Design: An 8F (0.9 cm) esophageal balloon catheter (Smart Cath; Allied Health Products; Riverside, Calif), a CP-100 pulmonary monitor (BiCore Monitoring Systems PC-100; Irvine, Calif), and a flow transducer (Var flex; Allied Health Products; Riverside, Calif) were connected to a breathing valve (model 2700; Hans-Rudolph Inc; Kansas City, Mo). This apparatus was then used to measure Pes during a graded cardiopulmonary exercise test (CPX) to symptom limitation.

Setting: University-affiliated Veterans Affairs Hospital.

Participants: Eight nonsmoking volunteers with normal results of pulmonary function tests.

Interventions: Plots of ΔPes against pressure time product (PTP), minute ventilation (VE), and oxygen consumption (VO2) were obtained.

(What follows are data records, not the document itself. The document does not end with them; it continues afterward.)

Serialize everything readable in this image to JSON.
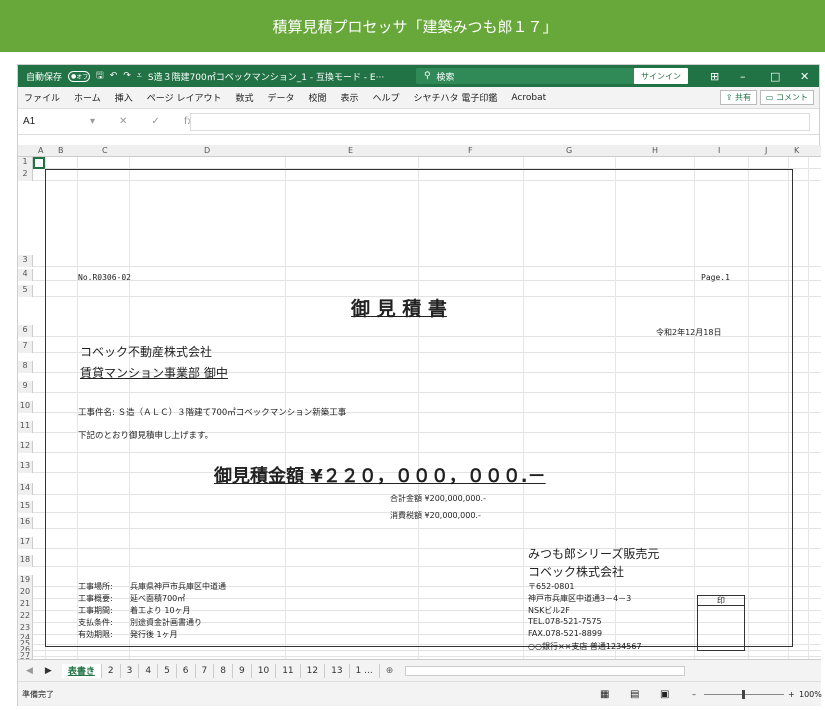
{
  "banner": {
    "title": "積算見積プロセッサ「建築みつも郎１７」"
  },
  "titlebar": {
    "autosave": "自動保存",
    "toggle": "オフ",
    "doc_title": "S造３階建700㎡コベックマンション_1  -  互換モード  -  E···",
    "search": "検索",
    "signin": "サインイン"
  },
  "menu": {
    "items": [
      "ファイル",
      "ホーム",
      "挿入",
      "ページ レイアウト",
      "数式",
      "データ",
      "校閲",
      "表示",
      "ヘルプ",
      "シヤチハタ 電子印鑑",
      "Acrobat"
    ],
    "share": "共有",
    "comment": "コメント"
  },
  "formula": {
    "namebox": "A1",
    "fx": "fx"
  },
  "columns": [
    "A",
    "B",
    "C",
    "D",
    "E",
    "F",
    "G",
    "H",
    "I",
    "J",
    "K"
  ],
  "rows": [
    "1",
    "2",
    "3",
    "4",
    "5",
    "6",
    "7",
    "8",
    "9",
    "10",
    "11",
    "12",
    "13",
    "14",
    "15",
    "16",
    "17",
    "18",
    "19",
    "20",
    "21",
    "22",
    "23",
    "24",
    "25",
    "26",
    "27",
    "28",
    "29"
  ],
  "doc": {
    "no": "No.R0306-02",
    "page": "Page.1",
    "heading": "御 見 積 書",
    "date": "令和2年12月18日",
    "client1": "コベック不動産株式会社",
    "client2": "賃貸マンション事業部 御中",
    "project": "工事件名:  Ｓ造（ＡＬＣ）３階建て700㎡コベックマンション新築工事",
    "intro": "下記のとおり御見積申し上げます。",
    "total": "御見積金額 ¥２２０，０００，０００.－",
    "subtotal": "合計金額 ¥200,000,000.-",
    "tax": "消費税額 ¥20,000,000.-",
    "seller1": "みつも郎シリーズ販売元",
    "seller2": "コベック株式会社",
    "zip": "〒652-0801",
    "address": "神戸市兵庫区中道通3－4－3",
    "building": "NSKビル2F",
    "tel": "TEL.078-521-7575",
    "fax": "FAX.078-521-8899",
    "bank": "○○銀行××支店  普通1234567",
    "stamp": "印",
    "details": [
      {
        "label": "工事場所:",
        "value": "兵庫県神戸市兵庫区中道通"
      },
      {
        "label": "工事概要:",
        "value": "延べ面積700㎡"
      },
      {
        "label": "工事期間:",
        "value": "着工より  10ヶ月"
      },
      {
        "label": "支払条件:",
        "value": "別途資金計画書通り"
      },
      {
        "label": "有効期限:",
        "value": "発行後  1ヶ月"
      }
    ]
  },
  "sheets": [
    "表書き",
    "2",
    "3",
    "4",
    "5",
    "6",
    "7",
    "8",
    "9",
    "10",
    "11",
    "12",
    "13",
    "1 ..."
  ],
  "status": {
    "ready": "準備完了",
    "zoom": "100%"
  }
}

Pes at baseline, anaerobic threshold (AT), and maximum oxygen consumption (VO2max) were obtained by comparing the Pes measurements from the computer printout to the corresponding breath-by-breath measurements on the CPX.

Measurements and results: The flow transducer (Varflex) connection added only 20 mL of dead space to the standard mouthpiece apparatus. The mean maximum work performance was 203±32 W. The mean VO2max was 29±9 mL/kg/min. The Pes at AT was 16±3 cm H2O. The Pes at maximal exercise was 42±16 cm H2O.

Conclusion: The small esophageal balloon was well tolerated by all subjects. Plots of ΔPes vs PTP, VE, and VO2 demonstrated a linear correlation. This apparatus could be added to the standard CPX to assess the contribution of the diaphragm and respiratory muscles in patients with dyspnea.